Die Hoffnungen der Grasser-Anwälte und des ehemaligen Finanzministers erfüllten sich nicht. Die Staatsanwaltschaft Wien führt nämlich unter der Geschäftszahl 704 St 2/26z ein Verfahren gegen den früheren IT-Forensiker und Datenanalytiker. Dem 60-Jährigen wird Verleumdung, Fälschung von Beweismitteln und schwerer gewerbsmäßiger Betrug vorgeworfen. Inzwischen steht nämlich fest, dass seine Unterstellungen, Hohenecker hätte den BUWOG-Prozess amtsmissbräuchlich geführt und korrupt agiert, jeder Grundlage entbehren. Von ihm den Grasser-Anwälten vorgelegte Mails, die seine Behauptungen belegen sollten, stellten sich als Fälschungen heraus. Fabriziert hatte sie der wohnungslose 60-Jährige, der nicht einmal einen eigenen PC oder Laptop besaß, großteils in der öffentlich zugänglichen Bibliothek in der Arbeiterkammer in der Wiener Prinz-Eugen-Straße.
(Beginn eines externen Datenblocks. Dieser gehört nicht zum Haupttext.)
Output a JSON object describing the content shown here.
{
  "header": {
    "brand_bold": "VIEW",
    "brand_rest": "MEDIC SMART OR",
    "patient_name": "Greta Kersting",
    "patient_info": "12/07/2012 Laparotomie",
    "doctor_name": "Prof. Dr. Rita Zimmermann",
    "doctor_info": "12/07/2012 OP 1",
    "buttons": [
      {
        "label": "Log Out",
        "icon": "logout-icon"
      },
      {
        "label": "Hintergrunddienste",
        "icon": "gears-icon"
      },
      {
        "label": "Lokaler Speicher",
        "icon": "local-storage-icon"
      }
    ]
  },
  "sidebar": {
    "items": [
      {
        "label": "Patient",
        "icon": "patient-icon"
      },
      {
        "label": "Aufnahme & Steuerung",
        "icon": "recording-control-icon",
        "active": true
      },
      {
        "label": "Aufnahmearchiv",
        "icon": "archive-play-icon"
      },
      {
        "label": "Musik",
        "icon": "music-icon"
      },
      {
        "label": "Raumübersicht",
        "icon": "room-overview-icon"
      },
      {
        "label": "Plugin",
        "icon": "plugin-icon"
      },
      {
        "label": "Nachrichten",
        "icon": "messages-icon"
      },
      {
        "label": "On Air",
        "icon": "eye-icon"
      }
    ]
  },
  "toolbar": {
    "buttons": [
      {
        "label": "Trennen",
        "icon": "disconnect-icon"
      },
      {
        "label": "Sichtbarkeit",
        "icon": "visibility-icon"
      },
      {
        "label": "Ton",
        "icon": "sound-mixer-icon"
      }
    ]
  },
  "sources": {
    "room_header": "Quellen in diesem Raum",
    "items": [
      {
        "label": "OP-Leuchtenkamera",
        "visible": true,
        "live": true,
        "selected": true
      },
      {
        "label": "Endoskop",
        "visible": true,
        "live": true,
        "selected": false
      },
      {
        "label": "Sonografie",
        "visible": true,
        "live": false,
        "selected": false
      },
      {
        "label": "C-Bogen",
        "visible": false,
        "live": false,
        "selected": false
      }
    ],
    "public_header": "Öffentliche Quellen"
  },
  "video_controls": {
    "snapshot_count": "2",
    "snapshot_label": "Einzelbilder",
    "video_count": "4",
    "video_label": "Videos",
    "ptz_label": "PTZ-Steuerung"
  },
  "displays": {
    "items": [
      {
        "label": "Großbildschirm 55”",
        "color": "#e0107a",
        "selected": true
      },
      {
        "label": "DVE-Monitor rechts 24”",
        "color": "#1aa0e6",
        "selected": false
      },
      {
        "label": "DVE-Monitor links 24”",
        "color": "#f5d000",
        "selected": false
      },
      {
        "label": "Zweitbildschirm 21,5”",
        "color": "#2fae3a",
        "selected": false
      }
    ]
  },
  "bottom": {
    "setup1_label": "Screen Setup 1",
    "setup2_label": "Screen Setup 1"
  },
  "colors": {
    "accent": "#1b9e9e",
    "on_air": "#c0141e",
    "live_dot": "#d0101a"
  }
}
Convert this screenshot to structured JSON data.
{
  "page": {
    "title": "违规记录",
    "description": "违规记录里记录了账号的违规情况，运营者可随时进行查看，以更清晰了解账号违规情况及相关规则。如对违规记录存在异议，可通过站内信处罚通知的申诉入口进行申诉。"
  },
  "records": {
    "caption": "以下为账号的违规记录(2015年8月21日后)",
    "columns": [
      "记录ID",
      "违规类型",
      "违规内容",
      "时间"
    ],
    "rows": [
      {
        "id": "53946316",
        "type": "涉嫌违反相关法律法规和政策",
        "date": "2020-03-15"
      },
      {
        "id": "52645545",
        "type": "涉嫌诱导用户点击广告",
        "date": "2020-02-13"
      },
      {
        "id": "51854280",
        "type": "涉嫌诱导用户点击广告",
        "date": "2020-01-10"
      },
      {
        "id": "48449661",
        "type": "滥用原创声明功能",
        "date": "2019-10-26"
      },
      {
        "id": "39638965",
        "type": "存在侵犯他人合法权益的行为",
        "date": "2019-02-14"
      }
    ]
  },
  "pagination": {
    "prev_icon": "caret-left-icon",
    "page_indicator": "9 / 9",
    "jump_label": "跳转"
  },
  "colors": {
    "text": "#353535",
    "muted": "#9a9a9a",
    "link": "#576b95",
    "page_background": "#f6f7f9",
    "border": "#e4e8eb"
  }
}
Dort wurde der Mann auch am 19. Mai 2026 festgenommen. Bis zum 24. Juni saß der 60-Jährige in U-Haft, ehe er gegen gelindere Mittel vom Wiener Landesgericht für Strafsachen enthaftet wurde. Das Verspüren des mehrwöchigen Haftübels dürfte Eindruck auf ihn gemacht haben. In mehreren ausführlichen Beschuldigtenvernehmungen legte er ein weitgehendes Geständnis zu den ihm vorgeworfenen strafbaren Handlungen ab. Darin belastet er nicht nur sich selbst. Auch das Netzwerk um Karl-Heinz Grasser, das den Ex-Finanzminister aus dem Gefängnis boxen wollte, kommt in den Aussagen des Mannes nicht besonders gut weg.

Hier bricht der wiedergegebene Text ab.